In this post Dr Emma Crosbie, Senior Lecturer & Honorary Consultant Gynaecological Oncologist, tells us about the first ever workshop to develop international standards of care for the management of gynaecological cancers in Lynch syndrome.
What is Lynch syndrome?
Lynch syndrome is an inherited defect in one of the four genes responsible for repairing errors that occur naturally during DNA replication, the so-called mismatch repair genes. Replication errors that are not repaired result in an increased risk of cancer. A person with Lynch syndrome has more than a 50:50 chance of developing cancer during their lifetime, most commonly bowel and womb cancers. Some people with Lynch syndrome develop more than one cancer during their lifetime, often at a younger age than other people. When people know they have Lynch syndrome, they can have regular bowel checks (colonoscopies) to find and remove polyps before they develop into cancer. They can also protect themselves from womb cancer by having a hysterectomy once their family is complete. A diagnosis of Lynch syndrome can also allow family members to be tested and enrolled in cancer screening and prevention programmes, if they too test positive.
Screening people with bowel and womb cancers for Lynch syndrome
In the UK, the National Institute for Health and Care Excellence (NICE) recommends screening every person who develops bowel cancer for Lynch syndrome. It is thought that the proportion of womb cancers that are caused by Lynch syndrome is very similar to that of bowel, around one in thirty. Womb cancer is often the first cancer that a woman with Lynch syndrome develops, around five or more years before she develops bowel cancer.
There are no current guidelines that recommend screening women with womb cancer for Lynch syndrome. This represents a missed diagnostic opportunity because womb cancer presents early and has an excellent prognosis. Failing to diagnose Lynch syndrome denies her the opportunity to enrol in bowel cancer prevention and screening programmes, with knock on implications for her affected family members.
The Manchester International Consensus Meeting
The first two-day workshop that set out to define standards of care for the management of gynaecological cancers in Lynch syndrome was attended by more than 60 experts in genetics, gynaecology, pathology, epidemiology, screening and health economics, as well as healthcare professionals and patients with personal or professional experience of Lynch syndrome.
The aim of the workshop was to set standards of care that women with Lynch syndrome should expect and receive. We set out to answer four main questions:.
- Should we screen women with womb cancer for Lynch syndrome?
The group was unanimous in its view that all women with womb cancer should be screened for Lynch syndrome. Limiting screening to women of a certain age or with a particularly strong family history is flawed because it would miss between one and two thirds of all cases. Performing a tumour triage test, that is, looking for hallmarks of Lynch syndrome in the resected tumours, was supported as a means of reducing the costs and psychological burden of testing for the majority of women who do not have Lynch syndrome.
- How should we screen for Lynch syndrome?

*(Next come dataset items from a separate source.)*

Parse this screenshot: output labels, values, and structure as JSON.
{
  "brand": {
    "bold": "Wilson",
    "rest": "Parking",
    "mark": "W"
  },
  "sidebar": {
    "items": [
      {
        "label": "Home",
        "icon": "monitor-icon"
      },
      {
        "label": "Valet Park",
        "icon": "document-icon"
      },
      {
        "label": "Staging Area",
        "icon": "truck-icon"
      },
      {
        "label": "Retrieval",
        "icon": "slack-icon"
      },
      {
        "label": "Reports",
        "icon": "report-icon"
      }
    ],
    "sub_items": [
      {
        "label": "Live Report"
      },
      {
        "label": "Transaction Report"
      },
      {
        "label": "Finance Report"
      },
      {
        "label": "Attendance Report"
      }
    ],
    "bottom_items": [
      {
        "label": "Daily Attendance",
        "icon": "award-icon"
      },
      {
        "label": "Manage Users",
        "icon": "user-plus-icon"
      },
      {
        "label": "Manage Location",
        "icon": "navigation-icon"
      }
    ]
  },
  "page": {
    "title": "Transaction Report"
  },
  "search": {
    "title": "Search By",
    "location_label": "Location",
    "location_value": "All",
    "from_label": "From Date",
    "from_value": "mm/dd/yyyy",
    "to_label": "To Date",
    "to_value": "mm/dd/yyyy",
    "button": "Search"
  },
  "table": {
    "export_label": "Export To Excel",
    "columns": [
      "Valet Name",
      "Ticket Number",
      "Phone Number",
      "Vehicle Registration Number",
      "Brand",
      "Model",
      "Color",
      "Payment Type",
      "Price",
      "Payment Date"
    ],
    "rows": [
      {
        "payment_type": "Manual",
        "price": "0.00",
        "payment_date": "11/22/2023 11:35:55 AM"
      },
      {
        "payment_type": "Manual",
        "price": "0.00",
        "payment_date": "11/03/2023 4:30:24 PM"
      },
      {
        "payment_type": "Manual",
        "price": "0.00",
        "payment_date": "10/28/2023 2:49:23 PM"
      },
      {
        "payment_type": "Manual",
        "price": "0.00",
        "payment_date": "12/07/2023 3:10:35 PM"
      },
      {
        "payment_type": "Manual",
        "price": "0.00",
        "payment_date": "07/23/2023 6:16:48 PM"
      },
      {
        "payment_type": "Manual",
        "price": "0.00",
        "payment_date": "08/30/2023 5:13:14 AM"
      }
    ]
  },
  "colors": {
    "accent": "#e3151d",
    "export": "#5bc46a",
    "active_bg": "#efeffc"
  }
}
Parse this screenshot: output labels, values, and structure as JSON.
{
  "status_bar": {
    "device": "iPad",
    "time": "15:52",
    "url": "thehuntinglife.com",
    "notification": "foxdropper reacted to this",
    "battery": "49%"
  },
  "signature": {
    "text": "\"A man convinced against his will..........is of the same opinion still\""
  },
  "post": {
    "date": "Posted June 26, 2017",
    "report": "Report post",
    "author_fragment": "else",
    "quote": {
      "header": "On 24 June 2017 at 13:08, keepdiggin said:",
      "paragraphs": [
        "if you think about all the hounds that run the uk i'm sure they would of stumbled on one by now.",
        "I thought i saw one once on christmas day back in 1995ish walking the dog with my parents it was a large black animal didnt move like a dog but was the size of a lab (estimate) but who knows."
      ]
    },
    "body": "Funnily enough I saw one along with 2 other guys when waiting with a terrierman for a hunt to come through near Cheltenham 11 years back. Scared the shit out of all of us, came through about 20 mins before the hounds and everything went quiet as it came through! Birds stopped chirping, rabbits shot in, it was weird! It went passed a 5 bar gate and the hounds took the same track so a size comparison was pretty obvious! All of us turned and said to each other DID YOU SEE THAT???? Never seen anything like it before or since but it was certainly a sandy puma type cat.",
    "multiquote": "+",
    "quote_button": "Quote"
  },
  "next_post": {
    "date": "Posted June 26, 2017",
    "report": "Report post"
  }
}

Two tumour tests are of equal value in this regard: looking for loss of the mismatch repair proteins by a routine laboratory test called immunohistochemistry; or looking for DNA disarray, so-called microsatellite instability, which characterises Lynch syndrome tumours. Using either of these two tests reduces the number of women who need to undergo genetic testing for Lynch syndrome by filtering out the three-quarters of women who do not. This proportion can be reduced to just one in twenty women if a further tumour-based test is used to identify tumours caused by the non-hereditary ‘switching off’ of one of the mismatch repair genes.
- How do women with Lynch syndrome protect themselves from gynaecological cancer?
Hysterectomy and removal of the ovaries once a woman has completed her family prevents womb and ovarian cancer, but such a decision cannot be taken lightly. There are surgical and anaesthetic risks of preventative surgery, not to mention the hormonal consequences of an immediate and abrupt menopause in a woman of reproductive age. The need for hormone replacement therapy (HRT) to support bone and heart health until at least 50 years of age was emphasised. It was acknowledged that Lynch syndrome-associated gynaecological cancers present at an early stage, so it is unlikely that risk-reducing hysterectomy will save lives.
Taking aspirin, combined oral contraceptives (‘the pill’) and other hormones (Mirena coil, ‘mini-pill’, contraceptive injection), may also reduce the risk of gynaecological cancer in Lynch syndrome, but more research is needed. Other prevention strategies include maintaining a healthy body weight, being physically active, avoiding smoking and drinking alcohol in moderation if at all.
- Is there a role for gynaecological surveillance in Lynch syndrome?
The role for gynaecological screening for women with Lynch syndrome was unclear. Cervical screening is already recommended for every woman because it prevents cervical cancer. However, there is insufficient research to recommend screening for ovarian or womb cancers in women with Lynch syndrome. That is not to say that annual ultrasound scans, camera tests (hysteroscopy) and biopsies have no value, just that their value is unclear. The group urged the research community to make studying screening for Lynch syndrome-associated gynaecological cancers a priority so that women can make evidence-based choices in the future.